Thursday, January 10, 2013

What We Praise When We Praise a Child's Singing

Consider the following two videos:

These two videos have both gone around the web a lot over the past few years. Both seem to be viewed mostly positively. Both performances seem well practiced and rehearsed; but they show radically different sides of children's singing.

In the first case, we have an 11-year-old girl wailing away in what seems to be an exact facsimile of some adult singer's rendition of the song. We get growls and big sounds, belted high notes, and we are amazed that she is only eleven! What might time bring? But all is not well: many trained singers will tell you that the way this very talented girl mimics adult sounds is not particularly healthy. Moreover, if she sounds so "adult" now, which we praise, how will she sound when she's 30? Will she sound 75? Will she sound the same? Is either choice likely to be satisfying?

On the other hand, we have a 14-year-old boy accurately sing through a coloratura opera aria, and he sounds exactly like a 14-year-old boy soprano. The piece is rangy and difficult, with runs and staccato notes and some chromatic harmony, and YouTube commenters mostly show amazement at his skill. How will he sound when he's 30? Nothing like he sounds now, for certain, but we can guess he'll still sing in tune, in tempo, and with energy, which should serve him well in any style he chooses to sing.

These two videos catch us applauding child performers for totally different reasons, and this difference tells us a good bit about how singing is often perceived and interpreted today.

We applaud Bianca's precocious vocal talent, but what exactly impresses us? We're not applauding any openness of communication beyond her years, or a genuinely moving performance, but the fact that her singing sounds unnaturally grown up. She's an amazing mimic, and she clearly has the pipes and musicianship to mimic convincingly, but this becomes the focus at the expense of actual music. Later in that same season she takes on "Piece of My Heart" by Janis Joplin. It sounds, again, impressively like the original, but it's unsettling to watch this 11-year-old girl sing of "how a woman can be tough".

To be fair, Robin Schlotz taking on Mozart's Queen of the Night in her big vengeance aria could also be thought inappropriate; the big difference lies in how we interpret his sound. We get no delight from how much he sounds like a real operatic soprano, but because he's able to maintain good principles of singing--accurate rhythm and pitch, a healthy sound, good phrasing--through a technically difficult piece. When we applaud, we applaud skill alone. Now Bianca also has musical skill--but if she sang merely accurately, the applause would not have been so rapturous.

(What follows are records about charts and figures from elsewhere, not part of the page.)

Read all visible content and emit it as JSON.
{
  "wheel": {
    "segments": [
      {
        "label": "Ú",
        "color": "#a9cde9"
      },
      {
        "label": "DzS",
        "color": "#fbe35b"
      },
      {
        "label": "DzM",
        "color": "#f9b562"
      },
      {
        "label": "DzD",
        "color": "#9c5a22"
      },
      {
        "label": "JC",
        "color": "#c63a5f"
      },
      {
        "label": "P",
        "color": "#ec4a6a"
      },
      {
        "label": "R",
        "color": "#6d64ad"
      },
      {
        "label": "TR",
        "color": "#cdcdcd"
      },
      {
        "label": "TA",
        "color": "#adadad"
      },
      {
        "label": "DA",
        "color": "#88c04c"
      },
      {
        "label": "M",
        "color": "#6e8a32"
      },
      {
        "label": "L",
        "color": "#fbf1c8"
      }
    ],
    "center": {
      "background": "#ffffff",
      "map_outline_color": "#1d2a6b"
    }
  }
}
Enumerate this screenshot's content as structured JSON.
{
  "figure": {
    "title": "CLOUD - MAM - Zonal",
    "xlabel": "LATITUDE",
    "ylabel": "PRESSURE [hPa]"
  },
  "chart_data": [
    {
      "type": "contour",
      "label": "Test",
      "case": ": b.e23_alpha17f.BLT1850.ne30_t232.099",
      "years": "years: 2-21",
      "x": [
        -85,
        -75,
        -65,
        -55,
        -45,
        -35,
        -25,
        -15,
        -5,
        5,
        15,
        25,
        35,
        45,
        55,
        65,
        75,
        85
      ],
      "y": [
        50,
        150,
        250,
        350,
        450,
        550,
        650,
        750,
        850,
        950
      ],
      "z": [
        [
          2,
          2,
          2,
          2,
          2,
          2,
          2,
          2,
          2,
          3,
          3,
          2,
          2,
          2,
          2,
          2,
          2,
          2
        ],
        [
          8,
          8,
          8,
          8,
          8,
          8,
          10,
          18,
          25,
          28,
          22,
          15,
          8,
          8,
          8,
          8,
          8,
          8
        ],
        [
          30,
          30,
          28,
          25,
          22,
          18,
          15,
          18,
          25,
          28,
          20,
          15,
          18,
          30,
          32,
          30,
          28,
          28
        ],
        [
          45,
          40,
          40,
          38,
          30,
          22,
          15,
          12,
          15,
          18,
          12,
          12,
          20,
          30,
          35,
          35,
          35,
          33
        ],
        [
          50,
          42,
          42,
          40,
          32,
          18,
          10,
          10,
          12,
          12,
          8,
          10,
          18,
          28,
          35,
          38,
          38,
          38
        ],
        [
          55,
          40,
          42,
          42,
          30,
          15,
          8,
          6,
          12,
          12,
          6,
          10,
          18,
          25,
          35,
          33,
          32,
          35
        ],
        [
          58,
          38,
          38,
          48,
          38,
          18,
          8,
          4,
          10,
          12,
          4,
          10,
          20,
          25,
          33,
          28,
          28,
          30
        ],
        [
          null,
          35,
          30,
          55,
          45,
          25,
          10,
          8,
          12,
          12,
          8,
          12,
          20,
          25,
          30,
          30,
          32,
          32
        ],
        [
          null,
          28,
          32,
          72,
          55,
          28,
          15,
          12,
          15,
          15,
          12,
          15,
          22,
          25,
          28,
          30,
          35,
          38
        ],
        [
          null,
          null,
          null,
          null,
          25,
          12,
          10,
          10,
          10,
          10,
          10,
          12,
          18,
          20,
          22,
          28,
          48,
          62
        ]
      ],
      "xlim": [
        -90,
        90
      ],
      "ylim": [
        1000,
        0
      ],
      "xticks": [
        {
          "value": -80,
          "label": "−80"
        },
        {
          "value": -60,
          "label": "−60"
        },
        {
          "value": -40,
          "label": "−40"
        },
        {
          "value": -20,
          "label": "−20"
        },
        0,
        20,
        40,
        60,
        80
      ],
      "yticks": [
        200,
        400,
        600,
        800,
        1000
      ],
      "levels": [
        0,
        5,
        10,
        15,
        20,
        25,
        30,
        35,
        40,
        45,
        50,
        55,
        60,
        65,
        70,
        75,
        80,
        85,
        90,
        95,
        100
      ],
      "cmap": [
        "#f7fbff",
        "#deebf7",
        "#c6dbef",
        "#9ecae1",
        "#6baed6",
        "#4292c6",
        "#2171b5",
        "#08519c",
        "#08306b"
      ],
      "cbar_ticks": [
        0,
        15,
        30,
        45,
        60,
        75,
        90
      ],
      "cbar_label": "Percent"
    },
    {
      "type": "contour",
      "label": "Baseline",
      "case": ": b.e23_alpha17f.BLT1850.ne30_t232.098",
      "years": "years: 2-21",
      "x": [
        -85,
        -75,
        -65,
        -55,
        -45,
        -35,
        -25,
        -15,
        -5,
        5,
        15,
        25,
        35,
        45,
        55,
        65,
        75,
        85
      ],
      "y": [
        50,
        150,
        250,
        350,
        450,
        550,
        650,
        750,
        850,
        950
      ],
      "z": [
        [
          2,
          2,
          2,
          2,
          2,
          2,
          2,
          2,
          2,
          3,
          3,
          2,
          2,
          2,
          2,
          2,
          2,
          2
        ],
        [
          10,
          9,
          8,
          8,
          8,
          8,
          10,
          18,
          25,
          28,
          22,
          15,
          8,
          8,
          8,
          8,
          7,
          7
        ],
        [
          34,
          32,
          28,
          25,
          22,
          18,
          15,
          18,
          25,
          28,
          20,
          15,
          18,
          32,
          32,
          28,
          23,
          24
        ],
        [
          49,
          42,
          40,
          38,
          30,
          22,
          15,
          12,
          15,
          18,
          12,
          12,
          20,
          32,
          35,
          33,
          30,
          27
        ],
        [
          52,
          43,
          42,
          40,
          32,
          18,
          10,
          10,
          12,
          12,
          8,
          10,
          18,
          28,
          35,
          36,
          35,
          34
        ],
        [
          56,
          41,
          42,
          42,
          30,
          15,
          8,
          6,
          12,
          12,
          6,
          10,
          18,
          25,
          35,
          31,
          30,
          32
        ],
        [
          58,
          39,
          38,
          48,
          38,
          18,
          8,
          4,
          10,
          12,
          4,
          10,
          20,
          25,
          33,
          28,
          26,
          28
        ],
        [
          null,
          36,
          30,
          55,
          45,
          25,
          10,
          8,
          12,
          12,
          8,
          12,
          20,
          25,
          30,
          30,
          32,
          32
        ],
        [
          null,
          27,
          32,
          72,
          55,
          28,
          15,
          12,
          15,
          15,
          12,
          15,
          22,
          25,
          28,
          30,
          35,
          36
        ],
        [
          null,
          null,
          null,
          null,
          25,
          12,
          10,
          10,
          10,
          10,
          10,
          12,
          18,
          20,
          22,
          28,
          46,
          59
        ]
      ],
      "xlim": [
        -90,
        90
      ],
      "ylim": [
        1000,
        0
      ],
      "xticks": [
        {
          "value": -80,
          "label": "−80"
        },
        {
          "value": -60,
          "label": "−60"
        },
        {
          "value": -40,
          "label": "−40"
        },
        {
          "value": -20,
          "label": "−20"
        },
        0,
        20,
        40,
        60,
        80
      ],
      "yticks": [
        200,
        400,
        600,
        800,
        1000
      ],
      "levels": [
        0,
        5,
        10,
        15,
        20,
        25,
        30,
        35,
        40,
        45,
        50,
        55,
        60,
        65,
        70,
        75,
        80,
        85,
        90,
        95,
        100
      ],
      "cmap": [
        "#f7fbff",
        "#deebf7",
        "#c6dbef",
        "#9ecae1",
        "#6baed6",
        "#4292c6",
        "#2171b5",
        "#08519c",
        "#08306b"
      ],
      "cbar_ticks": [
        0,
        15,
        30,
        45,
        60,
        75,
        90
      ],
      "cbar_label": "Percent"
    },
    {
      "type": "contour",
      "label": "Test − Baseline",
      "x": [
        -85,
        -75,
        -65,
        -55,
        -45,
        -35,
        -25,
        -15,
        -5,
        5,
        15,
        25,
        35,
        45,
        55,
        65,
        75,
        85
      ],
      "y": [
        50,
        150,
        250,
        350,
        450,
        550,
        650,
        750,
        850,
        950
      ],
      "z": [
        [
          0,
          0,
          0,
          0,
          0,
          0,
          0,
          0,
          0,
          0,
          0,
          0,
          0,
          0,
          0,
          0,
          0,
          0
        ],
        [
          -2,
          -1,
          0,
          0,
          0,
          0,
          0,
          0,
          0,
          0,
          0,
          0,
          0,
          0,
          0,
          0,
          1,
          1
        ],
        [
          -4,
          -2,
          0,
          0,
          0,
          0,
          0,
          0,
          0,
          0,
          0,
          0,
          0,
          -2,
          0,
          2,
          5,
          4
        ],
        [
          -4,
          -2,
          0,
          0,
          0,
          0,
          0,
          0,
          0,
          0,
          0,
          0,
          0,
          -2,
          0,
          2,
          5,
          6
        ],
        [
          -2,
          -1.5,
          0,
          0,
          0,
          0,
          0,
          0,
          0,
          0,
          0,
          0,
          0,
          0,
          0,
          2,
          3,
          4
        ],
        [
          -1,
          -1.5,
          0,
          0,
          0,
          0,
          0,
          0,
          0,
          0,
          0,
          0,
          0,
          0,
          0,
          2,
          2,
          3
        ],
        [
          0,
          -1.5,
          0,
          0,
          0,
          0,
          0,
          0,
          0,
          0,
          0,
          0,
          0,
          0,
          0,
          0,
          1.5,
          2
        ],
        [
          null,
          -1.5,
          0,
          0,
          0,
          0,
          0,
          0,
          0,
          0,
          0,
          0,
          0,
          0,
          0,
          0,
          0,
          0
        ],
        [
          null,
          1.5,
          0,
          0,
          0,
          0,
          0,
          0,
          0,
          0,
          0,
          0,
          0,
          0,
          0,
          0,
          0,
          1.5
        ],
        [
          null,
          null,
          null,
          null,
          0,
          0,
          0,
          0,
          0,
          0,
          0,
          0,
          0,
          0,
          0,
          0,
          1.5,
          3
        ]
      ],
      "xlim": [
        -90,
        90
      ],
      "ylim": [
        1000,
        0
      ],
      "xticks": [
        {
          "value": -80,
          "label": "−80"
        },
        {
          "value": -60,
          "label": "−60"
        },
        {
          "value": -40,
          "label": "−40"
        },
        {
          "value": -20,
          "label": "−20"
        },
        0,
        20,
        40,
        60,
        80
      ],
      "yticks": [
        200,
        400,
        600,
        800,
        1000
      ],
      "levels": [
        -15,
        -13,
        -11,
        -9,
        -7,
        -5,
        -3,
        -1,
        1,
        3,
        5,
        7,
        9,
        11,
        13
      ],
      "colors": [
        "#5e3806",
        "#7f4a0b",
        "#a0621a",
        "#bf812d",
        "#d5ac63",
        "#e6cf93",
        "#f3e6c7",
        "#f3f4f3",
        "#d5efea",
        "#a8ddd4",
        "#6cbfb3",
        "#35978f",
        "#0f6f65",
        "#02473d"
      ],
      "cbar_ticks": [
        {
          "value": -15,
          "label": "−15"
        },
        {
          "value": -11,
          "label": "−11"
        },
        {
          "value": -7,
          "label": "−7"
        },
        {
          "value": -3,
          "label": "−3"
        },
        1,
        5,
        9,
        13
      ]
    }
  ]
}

Another way you could phrase this: Robin's voice cannot convincingly mimic the sound of a commodity, while Bianca's can. In other words, Bianca not only sounds like an adult, she sounds like a recordable and marketable adult. Robin sounds like a boy, so no amount of talent can make him ready for the adult marketplace. 

You can see in this situation how much decades of listening to a so-called music "industry" affects how people interpret singing. The singing called "good" is the singing most like already-produced recent commercial and pop music. If Disney Channel graduate Nick Jonas doesn't have the technique to sing Les Miserables, people still defend his singing because they can recognize the sound of his pop albums in his attempted Broadway belt. Good singing is singing that sounds like a commercial record we already have. And more and more, technology can pick up the slack for singers with uneven, weak, or even out-of-tune voices. In other words, it can help bad singers sound like preexisting pop music. It can make the bad singers into good singers. 

This is unhealthy for the singing field in general. Bianca Ryan's very real talent requires discussion of the mechanics of her success, including the unhealthy components, to be truly perceived. Robin's talent can only be perceived through such discussion. Without reference to some kind of principles of singing, principles independent of the commercial music world, the public's ability to evaluate and thus appreciate talented singers will continue to erode.